To his friend Jakob Lotter at Augsburg, Leopold wrote:
“…Moreover, I must inform you that on 27 January, at 8 p.m., my dear wife was delivered of a boy; but the placenta had to be removed. She was therefore astonishingly weak. Now, however (God be Praised) both child and mother are well. She sends her regards to you both. The boy is called Joannnes Chrisostomos Wolfgang Gottlieb.”

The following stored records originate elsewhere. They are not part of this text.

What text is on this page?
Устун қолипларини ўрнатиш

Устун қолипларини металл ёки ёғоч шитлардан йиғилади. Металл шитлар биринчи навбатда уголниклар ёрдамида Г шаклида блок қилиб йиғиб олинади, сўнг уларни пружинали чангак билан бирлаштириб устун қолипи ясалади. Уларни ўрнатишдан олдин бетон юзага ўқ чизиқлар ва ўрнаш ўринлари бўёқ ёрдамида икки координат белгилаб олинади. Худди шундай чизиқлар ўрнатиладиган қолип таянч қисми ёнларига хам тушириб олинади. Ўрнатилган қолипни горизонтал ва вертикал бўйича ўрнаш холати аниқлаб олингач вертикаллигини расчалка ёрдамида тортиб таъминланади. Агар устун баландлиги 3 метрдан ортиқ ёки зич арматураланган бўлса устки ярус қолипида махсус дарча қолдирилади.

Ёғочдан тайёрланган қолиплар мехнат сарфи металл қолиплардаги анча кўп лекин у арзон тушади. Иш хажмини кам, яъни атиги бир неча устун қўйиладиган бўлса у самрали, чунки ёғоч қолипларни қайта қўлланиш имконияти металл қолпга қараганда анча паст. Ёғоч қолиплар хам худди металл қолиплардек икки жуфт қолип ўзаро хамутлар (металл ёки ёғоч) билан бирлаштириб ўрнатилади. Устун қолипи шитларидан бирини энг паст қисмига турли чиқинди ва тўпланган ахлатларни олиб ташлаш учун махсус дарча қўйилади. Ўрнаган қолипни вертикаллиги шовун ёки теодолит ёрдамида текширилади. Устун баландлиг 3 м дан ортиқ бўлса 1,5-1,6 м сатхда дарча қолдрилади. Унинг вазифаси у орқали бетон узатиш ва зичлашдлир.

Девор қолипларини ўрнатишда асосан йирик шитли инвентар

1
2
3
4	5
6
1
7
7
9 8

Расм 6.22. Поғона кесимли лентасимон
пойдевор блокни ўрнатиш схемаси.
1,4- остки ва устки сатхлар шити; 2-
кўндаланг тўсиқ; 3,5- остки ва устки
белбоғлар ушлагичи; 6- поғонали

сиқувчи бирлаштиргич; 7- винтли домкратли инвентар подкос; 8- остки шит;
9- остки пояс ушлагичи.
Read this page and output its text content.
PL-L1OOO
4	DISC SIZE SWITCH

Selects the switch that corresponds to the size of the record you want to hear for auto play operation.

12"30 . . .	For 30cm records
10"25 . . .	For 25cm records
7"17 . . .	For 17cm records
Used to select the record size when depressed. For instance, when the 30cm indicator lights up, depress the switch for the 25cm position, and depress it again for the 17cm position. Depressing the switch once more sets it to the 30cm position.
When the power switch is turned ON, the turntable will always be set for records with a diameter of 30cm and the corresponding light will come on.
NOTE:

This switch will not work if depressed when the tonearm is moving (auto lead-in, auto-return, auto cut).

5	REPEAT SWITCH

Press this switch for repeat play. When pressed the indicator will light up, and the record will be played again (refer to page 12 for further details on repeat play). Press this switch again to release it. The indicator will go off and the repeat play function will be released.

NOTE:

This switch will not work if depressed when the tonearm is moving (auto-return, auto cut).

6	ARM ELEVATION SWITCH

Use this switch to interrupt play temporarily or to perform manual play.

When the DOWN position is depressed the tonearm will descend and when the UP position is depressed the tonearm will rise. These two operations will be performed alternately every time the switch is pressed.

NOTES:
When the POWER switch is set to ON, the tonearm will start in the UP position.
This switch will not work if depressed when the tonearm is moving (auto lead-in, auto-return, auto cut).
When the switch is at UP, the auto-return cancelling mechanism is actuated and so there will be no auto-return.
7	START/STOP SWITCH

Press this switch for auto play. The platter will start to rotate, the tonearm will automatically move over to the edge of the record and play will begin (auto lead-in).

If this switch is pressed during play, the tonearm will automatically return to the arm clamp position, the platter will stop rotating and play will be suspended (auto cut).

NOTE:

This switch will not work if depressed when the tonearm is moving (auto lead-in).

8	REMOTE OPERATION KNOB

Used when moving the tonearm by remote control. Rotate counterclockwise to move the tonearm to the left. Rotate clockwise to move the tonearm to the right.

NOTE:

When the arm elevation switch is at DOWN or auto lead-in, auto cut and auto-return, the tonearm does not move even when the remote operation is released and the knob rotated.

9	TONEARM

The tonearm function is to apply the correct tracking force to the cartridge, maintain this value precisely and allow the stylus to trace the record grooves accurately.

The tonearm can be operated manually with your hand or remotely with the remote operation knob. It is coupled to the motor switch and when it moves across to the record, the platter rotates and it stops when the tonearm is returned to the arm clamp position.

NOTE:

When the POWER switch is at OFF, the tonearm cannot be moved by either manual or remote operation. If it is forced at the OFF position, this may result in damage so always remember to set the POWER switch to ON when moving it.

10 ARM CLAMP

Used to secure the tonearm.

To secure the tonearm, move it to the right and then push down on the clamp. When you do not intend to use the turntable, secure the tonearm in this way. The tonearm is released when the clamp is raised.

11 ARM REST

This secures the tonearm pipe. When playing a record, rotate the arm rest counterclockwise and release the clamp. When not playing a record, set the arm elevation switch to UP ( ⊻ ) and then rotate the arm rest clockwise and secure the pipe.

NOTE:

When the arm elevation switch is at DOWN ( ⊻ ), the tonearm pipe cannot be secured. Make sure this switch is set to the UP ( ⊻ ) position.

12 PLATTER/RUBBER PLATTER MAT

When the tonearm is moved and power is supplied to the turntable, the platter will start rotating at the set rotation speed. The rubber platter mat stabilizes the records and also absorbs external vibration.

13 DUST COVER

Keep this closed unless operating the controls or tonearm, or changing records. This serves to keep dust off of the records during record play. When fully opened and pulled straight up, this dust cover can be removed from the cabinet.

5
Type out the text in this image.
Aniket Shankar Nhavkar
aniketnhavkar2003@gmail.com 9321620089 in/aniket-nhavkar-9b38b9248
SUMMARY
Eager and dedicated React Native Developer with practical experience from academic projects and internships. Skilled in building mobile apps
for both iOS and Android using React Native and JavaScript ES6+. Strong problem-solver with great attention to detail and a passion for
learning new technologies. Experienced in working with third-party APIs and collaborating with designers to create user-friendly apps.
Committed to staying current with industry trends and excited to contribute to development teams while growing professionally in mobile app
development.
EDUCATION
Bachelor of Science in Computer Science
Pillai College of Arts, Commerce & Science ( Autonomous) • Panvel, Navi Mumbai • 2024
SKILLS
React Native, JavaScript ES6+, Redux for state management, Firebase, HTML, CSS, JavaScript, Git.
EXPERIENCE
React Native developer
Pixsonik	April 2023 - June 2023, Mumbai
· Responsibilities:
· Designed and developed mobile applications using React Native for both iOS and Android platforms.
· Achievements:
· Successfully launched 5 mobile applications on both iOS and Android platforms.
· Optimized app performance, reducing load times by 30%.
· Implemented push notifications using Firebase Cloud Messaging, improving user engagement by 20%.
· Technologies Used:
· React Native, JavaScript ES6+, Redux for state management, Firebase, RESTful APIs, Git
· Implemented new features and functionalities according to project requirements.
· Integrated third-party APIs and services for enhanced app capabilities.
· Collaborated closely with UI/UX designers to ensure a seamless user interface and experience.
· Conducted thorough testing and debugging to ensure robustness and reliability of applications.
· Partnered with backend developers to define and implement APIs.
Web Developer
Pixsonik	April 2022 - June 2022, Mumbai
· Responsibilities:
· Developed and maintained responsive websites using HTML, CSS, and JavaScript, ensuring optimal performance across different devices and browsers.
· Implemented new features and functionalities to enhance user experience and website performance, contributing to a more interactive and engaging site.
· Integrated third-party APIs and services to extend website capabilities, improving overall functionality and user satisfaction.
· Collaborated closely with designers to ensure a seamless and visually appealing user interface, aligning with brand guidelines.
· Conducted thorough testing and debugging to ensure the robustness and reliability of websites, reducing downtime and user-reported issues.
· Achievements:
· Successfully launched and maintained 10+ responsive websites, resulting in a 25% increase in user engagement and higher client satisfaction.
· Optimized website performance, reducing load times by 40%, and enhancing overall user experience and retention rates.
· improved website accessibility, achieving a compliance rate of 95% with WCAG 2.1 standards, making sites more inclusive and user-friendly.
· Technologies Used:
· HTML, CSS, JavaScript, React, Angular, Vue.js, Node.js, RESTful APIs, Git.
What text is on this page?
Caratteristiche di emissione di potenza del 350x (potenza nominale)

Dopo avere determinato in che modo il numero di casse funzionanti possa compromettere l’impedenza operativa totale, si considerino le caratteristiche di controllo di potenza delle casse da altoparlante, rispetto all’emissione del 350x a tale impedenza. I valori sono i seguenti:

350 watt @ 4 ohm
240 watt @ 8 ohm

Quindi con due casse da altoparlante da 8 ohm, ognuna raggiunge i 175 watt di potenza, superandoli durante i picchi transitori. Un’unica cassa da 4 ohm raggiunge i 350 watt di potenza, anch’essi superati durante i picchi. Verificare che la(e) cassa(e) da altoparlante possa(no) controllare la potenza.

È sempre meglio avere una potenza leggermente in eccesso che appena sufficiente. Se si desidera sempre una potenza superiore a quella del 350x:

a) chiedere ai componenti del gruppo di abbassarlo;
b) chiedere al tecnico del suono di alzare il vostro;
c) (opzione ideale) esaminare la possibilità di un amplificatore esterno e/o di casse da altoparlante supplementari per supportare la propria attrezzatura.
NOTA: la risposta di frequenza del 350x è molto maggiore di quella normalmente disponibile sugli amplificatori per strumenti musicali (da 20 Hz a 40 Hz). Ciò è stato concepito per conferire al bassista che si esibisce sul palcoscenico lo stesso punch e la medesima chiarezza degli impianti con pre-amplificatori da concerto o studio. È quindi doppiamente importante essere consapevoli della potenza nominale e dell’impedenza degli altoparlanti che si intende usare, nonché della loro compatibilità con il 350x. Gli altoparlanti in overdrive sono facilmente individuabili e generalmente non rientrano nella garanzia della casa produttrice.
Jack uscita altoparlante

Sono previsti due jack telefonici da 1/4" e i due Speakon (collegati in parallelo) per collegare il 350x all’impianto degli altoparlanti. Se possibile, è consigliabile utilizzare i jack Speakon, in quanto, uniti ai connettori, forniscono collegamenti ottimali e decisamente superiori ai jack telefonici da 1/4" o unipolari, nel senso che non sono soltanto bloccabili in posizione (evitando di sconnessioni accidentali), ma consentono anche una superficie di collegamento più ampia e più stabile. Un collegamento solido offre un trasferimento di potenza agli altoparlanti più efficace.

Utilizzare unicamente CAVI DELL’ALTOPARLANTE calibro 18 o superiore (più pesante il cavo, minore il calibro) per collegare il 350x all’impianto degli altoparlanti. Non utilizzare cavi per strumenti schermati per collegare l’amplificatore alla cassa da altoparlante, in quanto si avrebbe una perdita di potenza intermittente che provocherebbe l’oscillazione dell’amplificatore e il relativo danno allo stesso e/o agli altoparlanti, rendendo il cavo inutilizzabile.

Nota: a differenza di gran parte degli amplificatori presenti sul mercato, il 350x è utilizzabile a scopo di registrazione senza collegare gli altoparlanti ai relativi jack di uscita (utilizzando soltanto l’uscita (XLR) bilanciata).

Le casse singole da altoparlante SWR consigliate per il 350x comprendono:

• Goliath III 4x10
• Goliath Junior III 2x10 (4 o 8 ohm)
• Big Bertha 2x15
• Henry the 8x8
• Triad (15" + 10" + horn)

Mozart’s mother lived the home-bound, subservient life of an 18th Century Frau. We don’t really know much about her, except that she seems to have had an earthy sense of humor (like her son) and that she adored her children. We can easily understand the physical state she was in by the time of Wolfgang’s delivery. Since her marriage, nine years before, she had carried seven pregnancies to term.
Leopold to Jakob Lotter:
“…I can assure you, I have so much to do that I sometimes do not know where my head is. Not, to be sure, because of composition, but because of the many pupils and the operas at court. And you know as well as I do that, when the wife is in childbed, there is always somebody turning up to rob you of time. Things like that cost money and time.”
Frankly, I’m glad that control freak Leopold couldn’t violate custom and keep Anna Maria’s visitors and well-wishers away. I think, by this time, she deserved a cheering section. Both of her children, Nannerl and Wolfgang, would prove to be musical prodigies. We treasure the music Wolfgang left us, but who knows what glories Nannerl would have created too, if only she’d been allowed to continue studying, traveling and performing like her brother.